Many scouts wondered if Cespedes would be able to come to America, skip the minor leagues, jump right to the majors and not look overmatched. And for the first month, they may have been right. The rookie was hitting .245 with five home runs when he hurt his hand during batting practice on May 8. In those 28 games, he had 29 strikeouts and only nine walks.
But when he came back from his injury on June 1, he was a different player. In 19 games in June, Cespedes hit .343 with four home runs and just 13 strikeouts. In July, he was even better, hitting .344 with five home runs and 19 RBI.
And when the A’s needed him most, Cespedes really stepped it up. In September and intof October, he hit .261 with seven home runs and 19 RBI. He also walked 15 times and scored 19 runs, by far his highest totals of the season.
Cespedes finished the season with a .292 batting average, 23 home runs, 82 RBI and 16 stolen bases.
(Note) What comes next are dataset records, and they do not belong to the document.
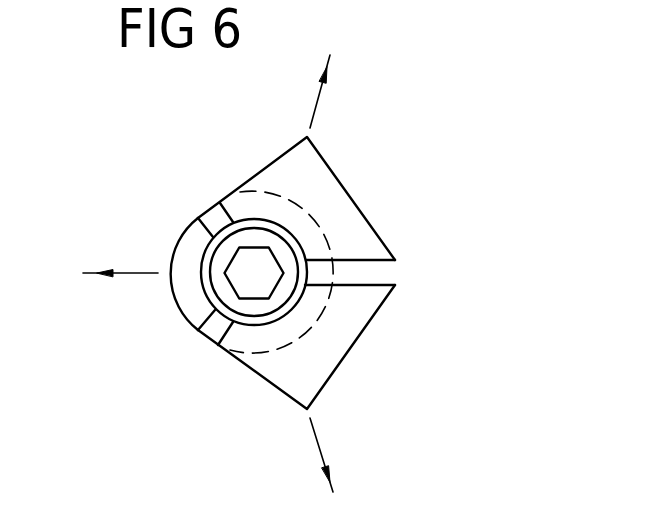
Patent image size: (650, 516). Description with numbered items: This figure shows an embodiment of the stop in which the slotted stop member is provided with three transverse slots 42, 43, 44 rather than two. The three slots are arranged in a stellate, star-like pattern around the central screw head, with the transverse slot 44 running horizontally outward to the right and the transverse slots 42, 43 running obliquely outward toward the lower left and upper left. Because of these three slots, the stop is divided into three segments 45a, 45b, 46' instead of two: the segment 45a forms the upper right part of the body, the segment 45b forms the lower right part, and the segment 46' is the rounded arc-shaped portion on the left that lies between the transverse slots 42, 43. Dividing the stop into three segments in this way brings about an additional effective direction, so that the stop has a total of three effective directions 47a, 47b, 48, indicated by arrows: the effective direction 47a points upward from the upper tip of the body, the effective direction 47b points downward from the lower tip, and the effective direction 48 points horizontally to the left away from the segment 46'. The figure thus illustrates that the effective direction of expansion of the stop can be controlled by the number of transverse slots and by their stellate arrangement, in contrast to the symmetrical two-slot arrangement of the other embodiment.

The transverse slot 42 is at (213, 327).
The transverse slot 43 is at (213, 220).
The transverse slot 44 is at (378, 273).
The segment 45a is at (350, 218).
The segment 45b is at (350, 345).
The segment 46' is at (139, 277).
The effective direction 47a is at (322, 104).
The effective direction 47b is at (318, 444).
The effective direction 48 is at (130, 272).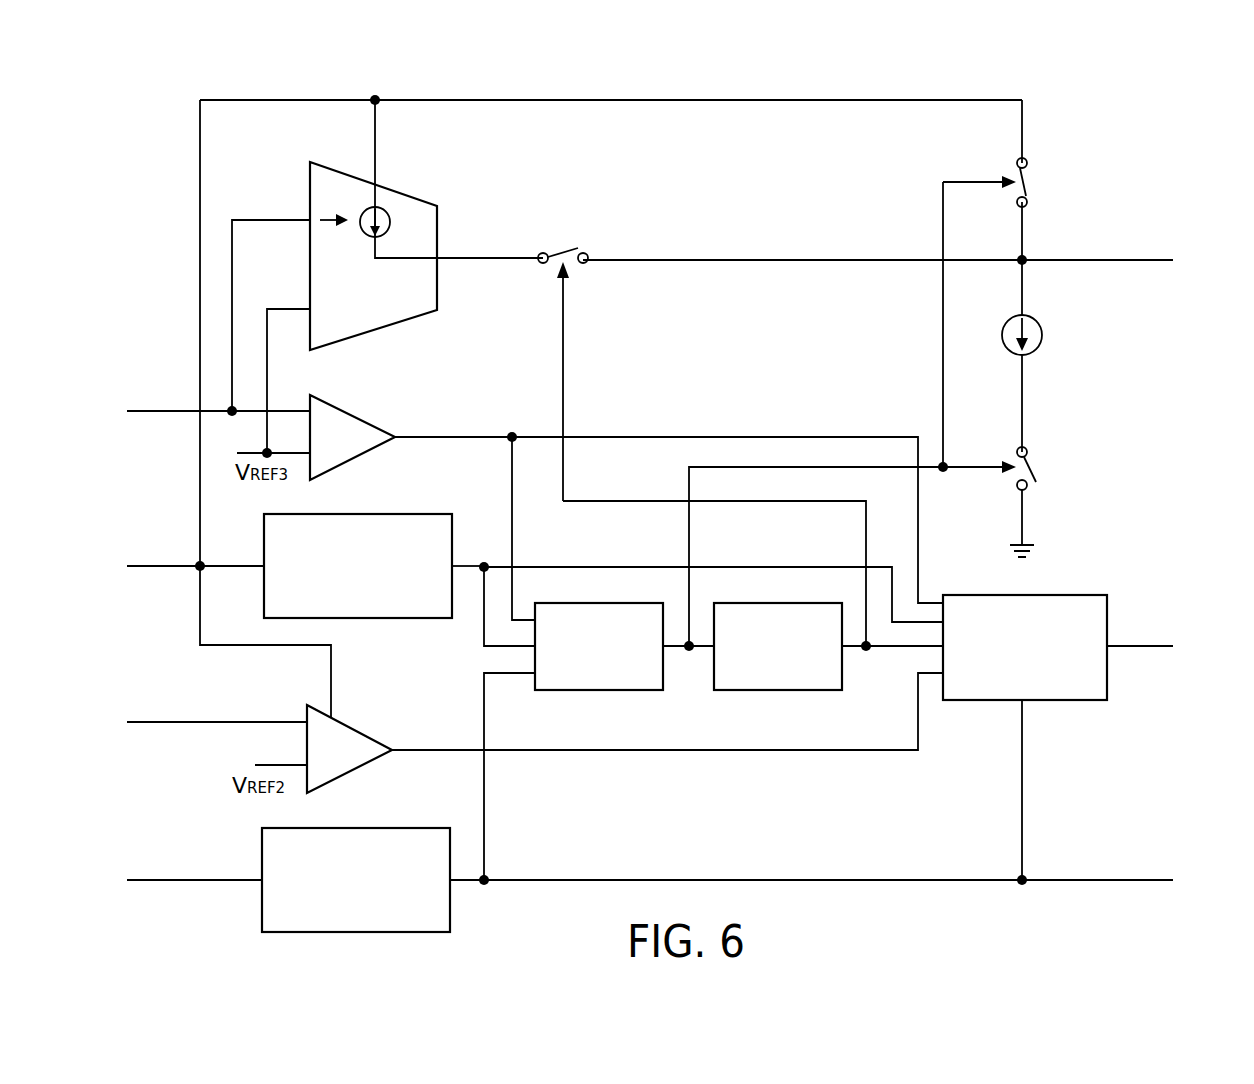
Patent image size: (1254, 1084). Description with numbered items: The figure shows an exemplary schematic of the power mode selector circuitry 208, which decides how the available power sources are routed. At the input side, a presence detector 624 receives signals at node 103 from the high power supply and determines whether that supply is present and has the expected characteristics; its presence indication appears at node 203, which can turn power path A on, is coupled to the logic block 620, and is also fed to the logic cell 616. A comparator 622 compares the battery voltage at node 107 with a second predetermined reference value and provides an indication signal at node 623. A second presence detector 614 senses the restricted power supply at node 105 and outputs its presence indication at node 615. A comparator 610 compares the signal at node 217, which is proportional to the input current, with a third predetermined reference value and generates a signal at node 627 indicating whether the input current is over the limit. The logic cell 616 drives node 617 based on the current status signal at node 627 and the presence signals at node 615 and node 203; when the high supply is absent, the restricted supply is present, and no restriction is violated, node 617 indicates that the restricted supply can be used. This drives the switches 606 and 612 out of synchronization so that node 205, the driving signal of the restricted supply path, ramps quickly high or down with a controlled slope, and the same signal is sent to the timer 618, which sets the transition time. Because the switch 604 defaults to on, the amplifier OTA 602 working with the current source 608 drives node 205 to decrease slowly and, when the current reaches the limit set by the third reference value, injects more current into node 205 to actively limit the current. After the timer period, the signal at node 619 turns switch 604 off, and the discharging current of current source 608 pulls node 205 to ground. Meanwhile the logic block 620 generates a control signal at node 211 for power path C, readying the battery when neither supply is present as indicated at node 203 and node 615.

And he wasn’t too shabby on defense, committing just three errors and piling up nine outfield assists.
While he didn’t win the Al Rookie of the Year, Cespedes was probably the A’s MVP. In his 129 games, the A’s went 82-47. Without him, the A’s went 12-21.
Clearly, Cespedes is a difference maker and the A’s are lucky to have him in the middle of their lineup for the next three seasons. He’s just getting started and is going to get a lot better.